III. ENQUADRAMENTO TEÓRICO: RAÍZES DO TEATRO SOCIAL

3.2. Estudos da Performance

3.2.3. Pós-Modernismo, Pós-Estruturalismo e Performance

Segundo alguns autores, a génese do que constitui a performance é acompanhada por um distanciamento do paradigma do modernismo, em que um ideal abstracto de universalidade do Homem dá lugar a uma procura ontológica das várias pessoas que são a audiência. Esta análise não consiste na unificação, mas na convivência entre diferenças (Harvey, 1994).

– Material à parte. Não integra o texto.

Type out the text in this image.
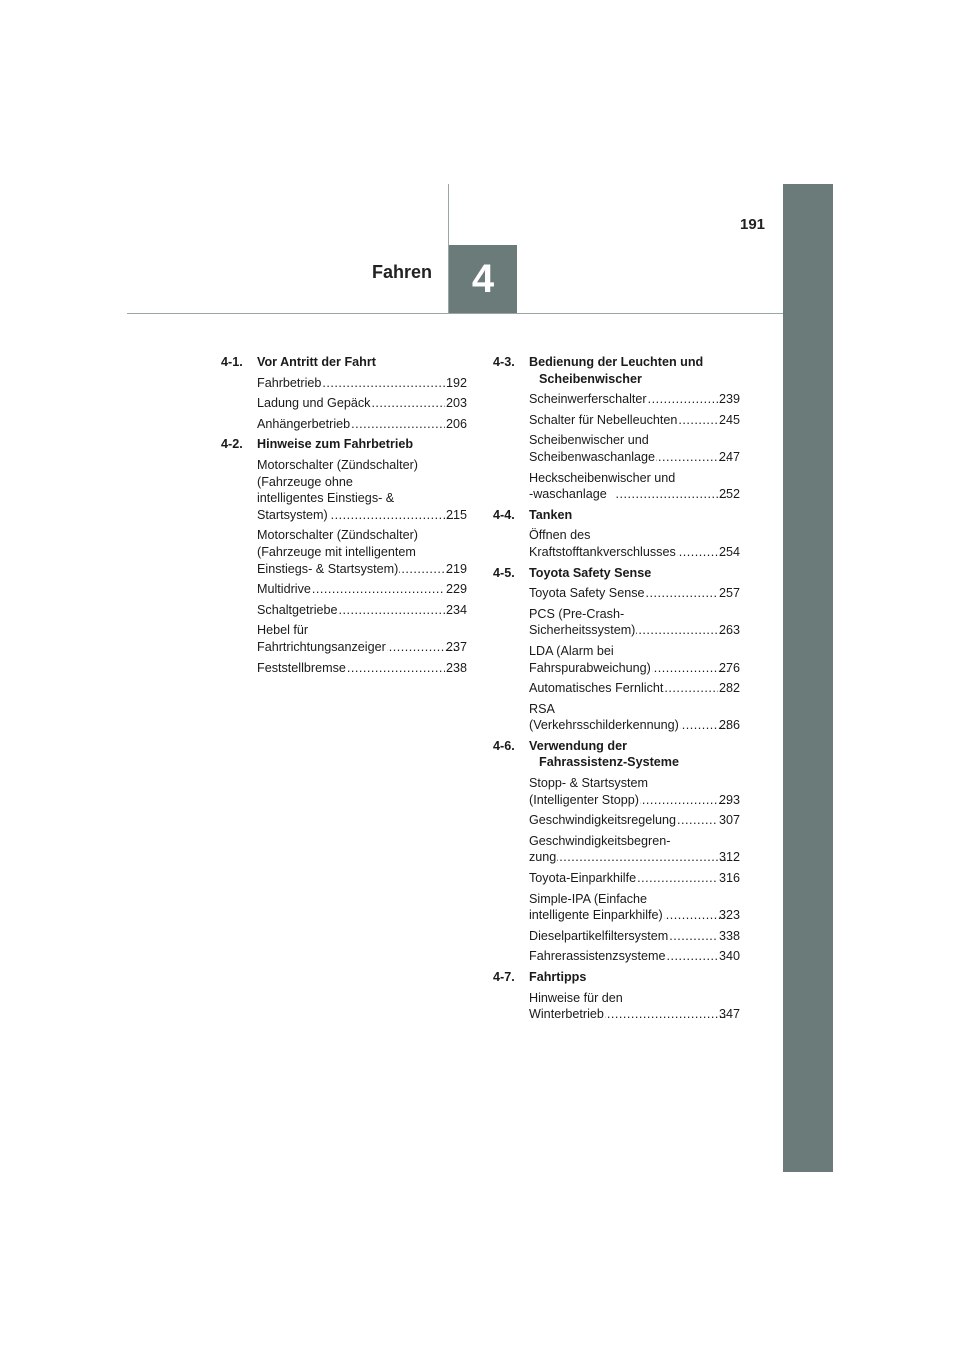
191
Fahren 4
4-1.	Vor Antritt der Fahrt
Fahrbetrieb .....	192
Ladung und Gepäck .....	203
Anhängerbetrieb .....	206
4-2.	Hinweise zum Fahrbetrieb
Motorschalter (Zündschalter)
(Fahrzeuge ohne
intelligentes Einstiegs- &
Startsystem) .....	215
Motorschalter (Zündschalter)
(Fahrzeuge mit intelligentem
Einstiegs- & Startsystem) .....	219
Multidrive .....	229
Schaltgetriebe .....	234
Hebel für
Fahrtrichtungsanzeiger .....	237
Feststellbremse .....	238
4-3.	Bedienung der Leuchten und
Scheibenwischer
Scheinwerferschalter .....	239
Schalter für Nebelleuchten .....	245
Scheibenwischer und
Scheibenwaschanlage .....	247
Heckscheibenwischer und
-waschanlage .....	252
4-4.	Tanken
Öffnen des
Kraftstofftankverschlusses .....	254
4-5.	Toyota Safety Sense
Toyota Safety Sense .....	257
PCS (Pre-Crash-
Sicherheitssystem) .....	263
LDA (Alarm bei
Fahrspurabweichung) .....	276
Automatisches Fernlicht .....	282
RSA
(Verkehrsschilderkennung) .....	286
4-6.	Verwendung der
Fahrassistenz-Systeme
Stopp- & Startsystem
(Intelligenter Stopp) .....	293
Geschwindigkeitsregelung .....	307
Geschwindigkeitsbegren-
zung .....	312
Toyota-Einparkhilfe .....	316
Simple-IPA (Einfache
intelligente Einparkhilfe) .....	323
Dieselpartikelfiltersystem .....	338
Fahrerassistenzsysteme .....	340
4-7.	Fahrtipps
Hinweise für den
Winterbetrieb .....	347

Harvey, no livro “A Condição Pós-Moderna” (1994), alude a estes temas no campo literário com McHale (1987) e diferencia modernismo e pós-modernismo: enquanto o modernismo está sob influência de uma “dominante epistemológica”, com ênfase na ideia de que realidades diferentes podem coexistir e interpenetra-se, o pós-modernismo decorre de uma “dominante ontológica”, “com uma estreita atenção a “outros mundos” e a “outras vozes” que há muito estavam silenciadas (mulheres, gays, negros, povos colonizados com a sua História própria).” (Ibid.: 47), alicerçando-se em campos tão distintos como a

Linguística, a Antropologia, a Filosofia, a Retórica, a Ciência Política e a Teologia. Devido a essa riqueza de campos, surgem perspectivas que, apesar de idênticas no conteúdo, desenvolvem lógicas de pensamento em função da área em que são geradas. Harvey continua, dizendo que: “Os sentimentos modernistas podem ter sido solapados, desconstruídos, superados ou ultrapassados, mas há pouca certeza quanto à coerência, ou ao significado dos sistemas de pensamento que possam tê-los substituído” (Ibid.: 47). Após uma breve incursão no quadro de Hassan, onde estão plasmadas as polaridades entre modernismo e pós-modernismo, Harvey enuncia como principais características a efemeridade, a fragmentação, a descontinuidade, o pluralismo de mundos e o caos, qualidades essas que não se opõem à realidade mas antes entrecruzam a vida moderna. A discussão não reside em saber se estas qualidades fazem, ou não, parte do quotidiano – já que esse é um dado adquirido e fundamentado, tanto por filósofos como por alguns cientistas – mas em encontrar uma epistemologia que se emancipe do pensamento racionalista e que acolha essas e outras qualidades não-racionalistas. Para reforçar as suas palavras, Harvey cita Foucault (1983), que convida a:

“desenvolver a acção, o pensamento e os desejos através da proliferação, da justaposição e da disjunção‟ e a „preferir o que é positivo e múltiplo, a diferença à uniformidade, os fluxos às unidades, os arranjos móveis aos sistemas. Acreditar que o que é produtivo não é sedentário, mas nómada.”

(Harvey, 1994: 49)

Aponta Foucault e Lyotard como duas figuras centrais ao pensamento pós- modernista: ambos condenaram esquemas interpretativos universais, ou uma metateoria diante da qual todas as coisas pudessem estar relacionadas ou representadas, como em Freud, ou em Marx. Para além disso, estabeleceram a relação entre poder e discurso, a importância do conhecimento como fundamental à força de produção e promoveram o reconhecimento diferenciado de jogos de linguagem (ou o conjunto distinto de códigos que são utilizados dependendo das situações em que os seus protagonistas se encontram) para apoiar a identificação do lugar onde se estabelece o poder e se deificam as instituições; enfatizaram o papel destas últimas e os mecanismos do seu funcionamento já que são as instituições que “circunscrevem o que pode ser dito e como pode ser dito” (Ibid.: 50) por oposição às conversas comuns e ao seu potencial transgressor. O pós-modernismo reivindica para si uma postura atenta às múltiplas formas como a opressão pode ser exercida na sociedade e como

se manifesta, enquanto paralelamente identifica os focos de resistência a essa opressão, inspirando-se e revitalizando a ideologia marxista.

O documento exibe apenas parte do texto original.